Оливия поспешила сменить тему.
– Расскажите мне об этой фотографии, – попросила она, взяв в руки снимок, на котором те же дети были на несколько лет старше. Брэд сидел на крыле трактора, а Натали и Карл за рулем. На вид Натали было лет девять-десять, и она все еще выглядела как мальчишка, а вот ребята заметно повзрослели. – Вы сказали, что Брэд – ваш единственный брат. А сестры у вас есть? – Из Нью-Йорка родители увезли только Натали и Брэда, но сестры могли жить с другими родственниками.
Натали покачала головой:
– Кроме Брэда, у меня никого не было.
Оливию это не очень расстроило: она давно решила, что неизвестная женщина – кузина или подруга Натали.

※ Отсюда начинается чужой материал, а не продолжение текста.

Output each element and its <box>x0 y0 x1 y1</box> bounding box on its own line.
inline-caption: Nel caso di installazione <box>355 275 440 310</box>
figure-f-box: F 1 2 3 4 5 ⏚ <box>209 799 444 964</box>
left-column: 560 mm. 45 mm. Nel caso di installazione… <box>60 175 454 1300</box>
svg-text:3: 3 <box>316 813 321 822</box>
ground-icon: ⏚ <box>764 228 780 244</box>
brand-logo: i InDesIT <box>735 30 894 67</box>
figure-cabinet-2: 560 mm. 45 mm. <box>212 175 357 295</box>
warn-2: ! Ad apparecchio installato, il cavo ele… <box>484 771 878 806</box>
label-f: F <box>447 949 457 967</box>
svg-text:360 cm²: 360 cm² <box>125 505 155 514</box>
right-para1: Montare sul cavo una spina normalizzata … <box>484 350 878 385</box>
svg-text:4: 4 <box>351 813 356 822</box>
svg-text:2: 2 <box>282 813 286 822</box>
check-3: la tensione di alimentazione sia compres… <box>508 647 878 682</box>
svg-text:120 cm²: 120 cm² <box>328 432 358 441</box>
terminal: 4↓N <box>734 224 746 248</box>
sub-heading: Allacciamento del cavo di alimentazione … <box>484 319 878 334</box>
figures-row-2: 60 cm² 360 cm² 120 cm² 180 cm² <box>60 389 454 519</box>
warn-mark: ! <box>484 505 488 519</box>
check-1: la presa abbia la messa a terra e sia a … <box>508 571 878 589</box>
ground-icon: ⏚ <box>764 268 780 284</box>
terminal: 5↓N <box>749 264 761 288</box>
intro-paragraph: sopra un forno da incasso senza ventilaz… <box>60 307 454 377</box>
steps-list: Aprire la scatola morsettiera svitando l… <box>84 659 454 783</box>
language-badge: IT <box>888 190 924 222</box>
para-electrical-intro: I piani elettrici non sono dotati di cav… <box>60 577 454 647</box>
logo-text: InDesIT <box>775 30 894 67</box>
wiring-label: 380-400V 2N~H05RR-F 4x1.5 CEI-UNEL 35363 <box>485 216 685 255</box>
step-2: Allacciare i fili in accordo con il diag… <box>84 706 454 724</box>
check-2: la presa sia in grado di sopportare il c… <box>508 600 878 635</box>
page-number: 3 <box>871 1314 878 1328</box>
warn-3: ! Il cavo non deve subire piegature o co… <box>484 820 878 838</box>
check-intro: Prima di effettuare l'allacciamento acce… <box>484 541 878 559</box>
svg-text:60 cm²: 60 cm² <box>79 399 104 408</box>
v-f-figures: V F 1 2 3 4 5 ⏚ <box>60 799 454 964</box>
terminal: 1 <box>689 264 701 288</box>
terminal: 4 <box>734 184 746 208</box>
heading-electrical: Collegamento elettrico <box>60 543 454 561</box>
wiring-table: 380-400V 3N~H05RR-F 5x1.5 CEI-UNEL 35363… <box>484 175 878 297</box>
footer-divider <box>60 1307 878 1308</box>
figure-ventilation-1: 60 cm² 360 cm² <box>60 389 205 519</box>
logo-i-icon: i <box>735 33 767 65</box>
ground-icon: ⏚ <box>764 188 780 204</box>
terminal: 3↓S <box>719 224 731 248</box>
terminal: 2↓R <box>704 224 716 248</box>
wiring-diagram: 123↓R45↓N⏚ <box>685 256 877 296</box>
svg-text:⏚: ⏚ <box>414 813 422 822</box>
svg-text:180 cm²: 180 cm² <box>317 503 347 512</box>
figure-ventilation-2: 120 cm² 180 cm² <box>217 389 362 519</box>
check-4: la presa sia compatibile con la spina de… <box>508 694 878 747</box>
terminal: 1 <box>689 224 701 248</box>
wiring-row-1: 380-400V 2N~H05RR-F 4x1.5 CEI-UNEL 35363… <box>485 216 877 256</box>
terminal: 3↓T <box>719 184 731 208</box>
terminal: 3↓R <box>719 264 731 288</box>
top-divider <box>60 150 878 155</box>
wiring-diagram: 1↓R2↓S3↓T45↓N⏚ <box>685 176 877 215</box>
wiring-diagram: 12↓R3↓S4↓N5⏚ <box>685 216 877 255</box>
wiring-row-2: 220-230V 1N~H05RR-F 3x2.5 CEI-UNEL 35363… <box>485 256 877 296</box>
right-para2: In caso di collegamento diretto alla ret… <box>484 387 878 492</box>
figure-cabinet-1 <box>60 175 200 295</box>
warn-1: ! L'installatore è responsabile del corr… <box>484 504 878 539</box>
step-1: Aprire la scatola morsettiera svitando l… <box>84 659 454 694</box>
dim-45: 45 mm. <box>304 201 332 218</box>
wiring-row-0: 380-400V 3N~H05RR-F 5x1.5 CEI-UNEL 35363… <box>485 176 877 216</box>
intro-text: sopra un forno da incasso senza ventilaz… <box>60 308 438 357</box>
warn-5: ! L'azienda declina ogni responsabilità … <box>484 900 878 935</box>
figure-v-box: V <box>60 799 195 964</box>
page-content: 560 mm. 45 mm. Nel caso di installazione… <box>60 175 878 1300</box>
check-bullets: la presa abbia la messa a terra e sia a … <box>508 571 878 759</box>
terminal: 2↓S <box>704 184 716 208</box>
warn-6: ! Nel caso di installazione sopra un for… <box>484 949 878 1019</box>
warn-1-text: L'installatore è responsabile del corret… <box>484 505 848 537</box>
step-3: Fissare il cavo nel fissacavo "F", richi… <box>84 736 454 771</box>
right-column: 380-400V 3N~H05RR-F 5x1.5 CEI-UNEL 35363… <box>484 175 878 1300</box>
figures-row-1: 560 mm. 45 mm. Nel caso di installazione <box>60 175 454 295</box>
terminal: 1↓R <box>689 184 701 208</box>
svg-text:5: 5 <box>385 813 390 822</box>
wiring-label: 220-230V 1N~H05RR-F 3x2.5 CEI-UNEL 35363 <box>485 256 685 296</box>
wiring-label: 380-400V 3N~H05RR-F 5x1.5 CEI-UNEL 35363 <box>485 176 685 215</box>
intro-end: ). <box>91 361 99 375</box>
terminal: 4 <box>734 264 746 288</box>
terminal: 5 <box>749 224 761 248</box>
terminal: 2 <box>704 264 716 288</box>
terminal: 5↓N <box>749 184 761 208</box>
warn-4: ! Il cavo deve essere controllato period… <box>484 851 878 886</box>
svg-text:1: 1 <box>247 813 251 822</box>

Она хотела было спросить об этом, но Натали, помолчав, продолжила свой рассказ:
– У меня все было по-другому. Мой брат с Карлом тоже опекали меня, но я вовсе не страдала от их опеки. Они никогда не сердились, что я хожу за ним хвостиком. Я была подвижная, проворная, сообразительная. И хотя они были сильнее меня, я выигрывала за счет ловкости и хитрости. Мы везде ходили вместе. Они считали меня своим товарищем. Не знаю, что бы я делала без них. Родители не могли помочь мне приспособиться к новой жизни в Асконсете. Они строго наказывали нам, куда можно ходить, а куда нельзя, но никогда не смеялись и не улыбались. Радость, смех и чувство защищенности остались в Нью-Йорке. К тому же отец постоянно казнил себя за то, что вверг семью в нищету. Отец и мать каждый день ожидали новых бед и несчастий.
Невзгоды их быстро состарили. Как больно было это видеть.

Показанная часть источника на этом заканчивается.